I went to Manchester the other day for an appointment at the Insolvency Service. He was a harassed, heavy-laden young man and I kept my answers brief, sensing that he might sometimes be dragged into having to cut off autobiographical meanderings that blur the line between insolvency and social work.
All done by 2.30, I sought sanctuary. I noticed that the woman of a similar age to me to my left had ordered the same beer as me. "Nice to see a woman ordering ale," I said. "Oh no, I like a nice pint of ale." She was Irish, but I restrained myself from asking whereabouts. I am so fucking considerate. I then pushed my pint a couple of inches back across the bar and asked for it to be topped up. "Do you not want yours topping up as well?" "No, I like a bit of head." "Oooh, don't we all!" I said, nudging her and thinking who are you with? Want to sit with me? Teetotallers -- you miss all this.

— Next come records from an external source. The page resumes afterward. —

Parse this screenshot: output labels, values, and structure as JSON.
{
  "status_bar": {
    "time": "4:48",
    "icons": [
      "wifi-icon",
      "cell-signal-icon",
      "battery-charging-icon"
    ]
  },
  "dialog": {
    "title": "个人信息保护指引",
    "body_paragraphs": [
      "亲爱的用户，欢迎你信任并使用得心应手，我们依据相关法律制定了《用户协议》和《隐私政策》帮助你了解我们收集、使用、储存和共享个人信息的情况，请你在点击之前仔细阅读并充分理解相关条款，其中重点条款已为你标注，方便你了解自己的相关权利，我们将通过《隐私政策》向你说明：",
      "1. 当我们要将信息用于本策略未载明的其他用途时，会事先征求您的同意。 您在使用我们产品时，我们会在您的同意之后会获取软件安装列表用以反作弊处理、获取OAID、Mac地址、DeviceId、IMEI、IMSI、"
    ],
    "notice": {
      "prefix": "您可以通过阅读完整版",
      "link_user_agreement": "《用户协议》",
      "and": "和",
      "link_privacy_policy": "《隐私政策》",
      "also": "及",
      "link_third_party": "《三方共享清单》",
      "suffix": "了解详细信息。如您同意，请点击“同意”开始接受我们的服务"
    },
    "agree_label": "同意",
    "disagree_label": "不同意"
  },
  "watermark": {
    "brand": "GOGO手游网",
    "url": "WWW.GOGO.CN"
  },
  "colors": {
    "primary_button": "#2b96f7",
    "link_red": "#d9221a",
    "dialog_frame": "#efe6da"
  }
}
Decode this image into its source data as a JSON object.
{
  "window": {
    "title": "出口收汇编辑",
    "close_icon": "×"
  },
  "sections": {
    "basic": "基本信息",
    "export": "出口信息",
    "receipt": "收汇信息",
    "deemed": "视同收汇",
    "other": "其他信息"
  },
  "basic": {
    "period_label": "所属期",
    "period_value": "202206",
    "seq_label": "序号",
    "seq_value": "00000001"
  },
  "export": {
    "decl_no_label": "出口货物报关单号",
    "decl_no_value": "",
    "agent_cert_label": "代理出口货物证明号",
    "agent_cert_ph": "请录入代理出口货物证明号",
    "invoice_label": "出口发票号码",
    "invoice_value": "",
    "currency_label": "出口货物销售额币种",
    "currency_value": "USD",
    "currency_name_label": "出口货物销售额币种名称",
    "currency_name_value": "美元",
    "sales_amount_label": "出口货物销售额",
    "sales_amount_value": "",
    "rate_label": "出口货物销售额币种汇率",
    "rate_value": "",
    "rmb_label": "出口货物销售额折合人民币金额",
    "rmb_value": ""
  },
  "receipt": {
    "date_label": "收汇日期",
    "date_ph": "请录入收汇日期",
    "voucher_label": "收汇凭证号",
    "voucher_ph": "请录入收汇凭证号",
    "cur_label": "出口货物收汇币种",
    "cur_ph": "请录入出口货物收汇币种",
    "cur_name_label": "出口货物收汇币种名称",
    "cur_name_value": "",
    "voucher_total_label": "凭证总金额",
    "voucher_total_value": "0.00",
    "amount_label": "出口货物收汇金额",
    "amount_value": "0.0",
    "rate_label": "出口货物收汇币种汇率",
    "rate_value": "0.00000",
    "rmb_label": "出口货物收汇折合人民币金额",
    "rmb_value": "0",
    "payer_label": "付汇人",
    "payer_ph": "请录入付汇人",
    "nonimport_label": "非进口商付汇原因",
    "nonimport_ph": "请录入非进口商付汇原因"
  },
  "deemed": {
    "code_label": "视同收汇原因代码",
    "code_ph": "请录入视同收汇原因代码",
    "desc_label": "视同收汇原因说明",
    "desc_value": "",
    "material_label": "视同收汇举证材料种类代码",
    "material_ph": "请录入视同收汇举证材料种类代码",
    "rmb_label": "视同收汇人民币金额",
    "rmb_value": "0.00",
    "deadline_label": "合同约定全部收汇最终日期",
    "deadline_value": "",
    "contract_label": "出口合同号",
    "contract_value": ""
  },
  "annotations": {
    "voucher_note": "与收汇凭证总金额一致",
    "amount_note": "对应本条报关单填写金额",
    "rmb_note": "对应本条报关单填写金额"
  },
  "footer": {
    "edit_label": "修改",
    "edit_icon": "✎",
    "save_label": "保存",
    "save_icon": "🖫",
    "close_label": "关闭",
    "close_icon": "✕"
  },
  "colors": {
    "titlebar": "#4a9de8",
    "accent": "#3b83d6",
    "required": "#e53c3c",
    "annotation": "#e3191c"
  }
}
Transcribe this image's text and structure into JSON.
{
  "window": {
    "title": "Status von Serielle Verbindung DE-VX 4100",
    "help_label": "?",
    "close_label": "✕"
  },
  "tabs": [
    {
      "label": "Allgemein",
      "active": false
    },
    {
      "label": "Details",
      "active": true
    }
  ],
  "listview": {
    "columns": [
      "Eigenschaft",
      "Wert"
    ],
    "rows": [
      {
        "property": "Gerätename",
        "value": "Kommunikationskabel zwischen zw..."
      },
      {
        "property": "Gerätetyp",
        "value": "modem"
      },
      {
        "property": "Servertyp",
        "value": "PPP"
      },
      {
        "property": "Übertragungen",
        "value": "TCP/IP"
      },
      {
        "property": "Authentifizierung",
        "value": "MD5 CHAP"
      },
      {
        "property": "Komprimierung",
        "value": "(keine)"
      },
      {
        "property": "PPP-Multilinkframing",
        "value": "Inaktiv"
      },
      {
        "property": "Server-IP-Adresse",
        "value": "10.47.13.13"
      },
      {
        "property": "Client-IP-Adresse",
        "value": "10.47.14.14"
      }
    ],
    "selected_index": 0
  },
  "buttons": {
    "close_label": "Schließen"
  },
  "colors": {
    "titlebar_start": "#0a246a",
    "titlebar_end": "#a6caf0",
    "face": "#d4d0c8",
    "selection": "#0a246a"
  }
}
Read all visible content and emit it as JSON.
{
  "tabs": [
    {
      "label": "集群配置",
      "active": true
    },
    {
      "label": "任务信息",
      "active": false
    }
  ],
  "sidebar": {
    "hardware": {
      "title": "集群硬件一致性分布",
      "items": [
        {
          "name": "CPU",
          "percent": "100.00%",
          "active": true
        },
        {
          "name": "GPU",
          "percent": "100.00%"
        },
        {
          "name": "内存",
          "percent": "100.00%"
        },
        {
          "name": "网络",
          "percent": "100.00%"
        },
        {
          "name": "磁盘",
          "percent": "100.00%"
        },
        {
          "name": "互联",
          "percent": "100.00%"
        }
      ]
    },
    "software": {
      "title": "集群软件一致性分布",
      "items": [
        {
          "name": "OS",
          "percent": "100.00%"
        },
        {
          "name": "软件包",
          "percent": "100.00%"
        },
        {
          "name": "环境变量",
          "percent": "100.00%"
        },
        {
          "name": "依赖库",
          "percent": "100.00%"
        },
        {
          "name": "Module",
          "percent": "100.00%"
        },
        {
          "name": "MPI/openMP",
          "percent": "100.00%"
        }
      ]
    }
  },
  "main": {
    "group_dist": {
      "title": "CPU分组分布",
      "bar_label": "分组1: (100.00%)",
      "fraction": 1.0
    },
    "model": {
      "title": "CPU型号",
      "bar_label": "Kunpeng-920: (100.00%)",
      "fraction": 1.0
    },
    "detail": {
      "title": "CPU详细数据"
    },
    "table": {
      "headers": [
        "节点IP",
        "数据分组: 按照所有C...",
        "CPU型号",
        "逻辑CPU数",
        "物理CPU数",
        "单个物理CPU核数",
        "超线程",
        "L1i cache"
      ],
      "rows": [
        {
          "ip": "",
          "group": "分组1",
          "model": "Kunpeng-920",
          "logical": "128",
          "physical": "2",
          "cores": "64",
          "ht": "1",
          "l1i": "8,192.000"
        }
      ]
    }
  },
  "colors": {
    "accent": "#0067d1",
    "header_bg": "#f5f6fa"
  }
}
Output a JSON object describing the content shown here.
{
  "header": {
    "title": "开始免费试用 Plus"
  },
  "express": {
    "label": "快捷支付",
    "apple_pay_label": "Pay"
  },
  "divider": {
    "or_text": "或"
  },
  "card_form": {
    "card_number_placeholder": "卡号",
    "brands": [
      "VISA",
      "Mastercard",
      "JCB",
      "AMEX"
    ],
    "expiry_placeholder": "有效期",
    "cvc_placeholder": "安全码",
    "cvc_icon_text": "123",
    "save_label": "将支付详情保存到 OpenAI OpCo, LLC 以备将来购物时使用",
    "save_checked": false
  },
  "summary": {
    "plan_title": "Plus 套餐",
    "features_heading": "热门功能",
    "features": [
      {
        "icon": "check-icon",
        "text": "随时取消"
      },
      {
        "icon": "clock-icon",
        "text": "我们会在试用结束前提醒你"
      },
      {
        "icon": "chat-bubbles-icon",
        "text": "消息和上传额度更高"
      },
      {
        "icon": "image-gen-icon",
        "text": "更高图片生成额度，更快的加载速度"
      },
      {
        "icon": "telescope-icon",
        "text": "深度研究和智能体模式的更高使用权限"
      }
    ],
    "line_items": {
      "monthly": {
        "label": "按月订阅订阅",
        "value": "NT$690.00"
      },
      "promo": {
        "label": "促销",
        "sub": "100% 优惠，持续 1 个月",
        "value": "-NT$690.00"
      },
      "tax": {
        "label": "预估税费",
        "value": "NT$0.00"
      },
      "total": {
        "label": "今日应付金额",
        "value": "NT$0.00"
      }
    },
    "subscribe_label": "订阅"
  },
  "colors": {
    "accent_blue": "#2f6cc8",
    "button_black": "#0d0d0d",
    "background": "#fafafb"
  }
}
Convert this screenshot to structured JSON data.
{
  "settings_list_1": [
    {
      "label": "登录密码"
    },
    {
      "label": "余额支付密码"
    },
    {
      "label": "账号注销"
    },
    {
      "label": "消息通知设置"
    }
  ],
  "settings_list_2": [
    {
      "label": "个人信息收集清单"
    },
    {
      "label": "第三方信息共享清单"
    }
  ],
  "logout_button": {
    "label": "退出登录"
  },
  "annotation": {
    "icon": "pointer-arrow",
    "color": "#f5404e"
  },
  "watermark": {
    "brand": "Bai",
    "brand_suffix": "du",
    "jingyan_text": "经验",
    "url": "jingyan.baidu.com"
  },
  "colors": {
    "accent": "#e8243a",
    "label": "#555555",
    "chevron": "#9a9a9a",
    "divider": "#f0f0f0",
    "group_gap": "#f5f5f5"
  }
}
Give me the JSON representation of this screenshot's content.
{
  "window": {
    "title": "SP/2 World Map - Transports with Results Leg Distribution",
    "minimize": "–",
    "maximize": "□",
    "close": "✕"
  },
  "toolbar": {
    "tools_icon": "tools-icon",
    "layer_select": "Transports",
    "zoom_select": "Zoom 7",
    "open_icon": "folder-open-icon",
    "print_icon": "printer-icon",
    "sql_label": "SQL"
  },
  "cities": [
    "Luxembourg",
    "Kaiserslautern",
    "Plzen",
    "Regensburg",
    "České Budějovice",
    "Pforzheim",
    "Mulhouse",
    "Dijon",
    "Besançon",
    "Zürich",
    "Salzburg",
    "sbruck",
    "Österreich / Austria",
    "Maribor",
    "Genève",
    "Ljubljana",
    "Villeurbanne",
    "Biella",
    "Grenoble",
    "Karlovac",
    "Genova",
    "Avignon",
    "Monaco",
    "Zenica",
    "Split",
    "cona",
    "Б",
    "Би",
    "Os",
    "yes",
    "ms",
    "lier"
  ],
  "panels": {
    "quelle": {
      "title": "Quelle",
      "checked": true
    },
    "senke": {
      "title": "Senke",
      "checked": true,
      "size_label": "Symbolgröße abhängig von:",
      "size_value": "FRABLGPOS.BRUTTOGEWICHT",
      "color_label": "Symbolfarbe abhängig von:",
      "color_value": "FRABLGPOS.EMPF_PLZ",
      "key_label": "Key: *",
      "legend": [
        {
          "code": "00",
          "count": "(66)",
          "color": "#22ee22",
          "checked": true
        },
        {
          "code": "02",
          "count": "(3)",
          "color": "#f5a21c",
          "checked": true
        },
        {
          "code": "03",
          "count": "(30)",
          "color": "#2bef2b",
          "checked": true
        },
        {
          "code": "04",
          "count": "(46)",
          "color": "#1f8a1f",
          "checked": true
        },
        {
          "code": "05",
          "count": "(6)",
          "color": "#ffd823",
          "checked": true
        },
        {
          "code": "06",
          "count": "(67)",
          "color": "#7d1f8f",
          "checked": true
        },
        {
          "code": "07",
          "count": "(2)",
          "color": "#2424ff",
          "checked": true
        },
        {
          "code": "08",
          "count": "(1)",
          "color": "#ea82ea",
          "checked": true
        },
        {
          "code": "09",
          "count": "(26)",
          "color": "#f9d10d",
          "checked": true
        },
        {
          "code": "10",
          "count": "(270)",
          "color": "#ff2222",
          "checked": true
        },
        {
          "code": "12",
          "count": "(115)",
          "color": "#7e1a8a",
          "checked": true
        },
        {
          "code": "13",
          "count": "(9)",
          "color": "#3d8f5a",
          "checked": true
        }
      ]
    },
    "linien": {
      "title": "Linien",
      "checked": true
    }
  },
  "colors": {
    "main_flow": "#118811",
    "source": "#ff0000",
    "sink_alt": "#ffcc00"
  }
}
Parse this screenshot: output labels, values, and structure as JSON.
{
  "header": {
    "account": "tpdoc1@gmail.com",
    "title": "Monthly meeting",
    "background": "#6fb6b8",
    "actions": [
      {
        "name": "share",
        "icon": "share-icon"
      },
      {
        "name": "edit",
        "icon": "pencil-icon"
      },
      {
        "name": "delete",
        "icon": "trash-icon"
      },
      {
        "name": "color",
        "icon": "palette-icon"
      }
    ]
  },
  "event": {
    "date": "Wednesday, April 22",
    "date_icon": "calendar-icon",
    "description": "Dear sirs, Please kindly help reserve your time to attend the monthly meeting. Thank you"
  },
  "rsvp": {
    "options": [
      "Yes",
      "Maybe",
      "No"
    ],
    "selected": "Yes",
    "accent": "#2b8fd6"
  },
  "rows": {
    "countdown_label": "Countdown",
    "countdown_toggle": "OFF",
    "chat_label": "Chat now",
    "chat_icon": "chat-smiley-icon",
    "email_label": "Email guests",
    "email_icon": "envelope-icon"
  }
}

On my way into the pub, a gipsy woman was selling those little sprigs of heather wrapped up in a foil sleeve. I like the look and smell of heather and it's harmonious with my tweed jacket. "Hiya -- I'll have one of them," and I proffered 50p. "It'll be a fiver my dear." "It'll be 50p or nowt," I said.
She gave it to me and asked to take my hand. "This line here," she said, vaguely stroking some general region, "this line, I think you've had a relationship split up recently, and you've had a few drink and drugs problems." Well that narrows it down a bit. Who would speculate that someone on his way into a budget pub in central Manchester might have occasionally had a couple too many shandies in the past? I almost wanted to give her her fiver for such imprecise divining.
A friend gave me an iPhone4 a couple of weeks ago and even another friend who uses one all the time can't set it up. MAC addresses, something something settings... why can't you just put the fucking SIM in and go? That's even after I've made a virtual machine on this pc to get iTunes on it.
A new Belkin router arrived the other day which runs on the N band which is my next step in trying to correct the chronic stop start stop start of the broadband in this house, reconnecting about twenty times a day and turning the whole modem off about twice. Got it going (or so I thought) but even with the wired connection, I think waiting forty-eight minutes for an IP address is a bit shit.
William Morris said "Never have anything in your house which you do not believe to be beautiful or know to be useful."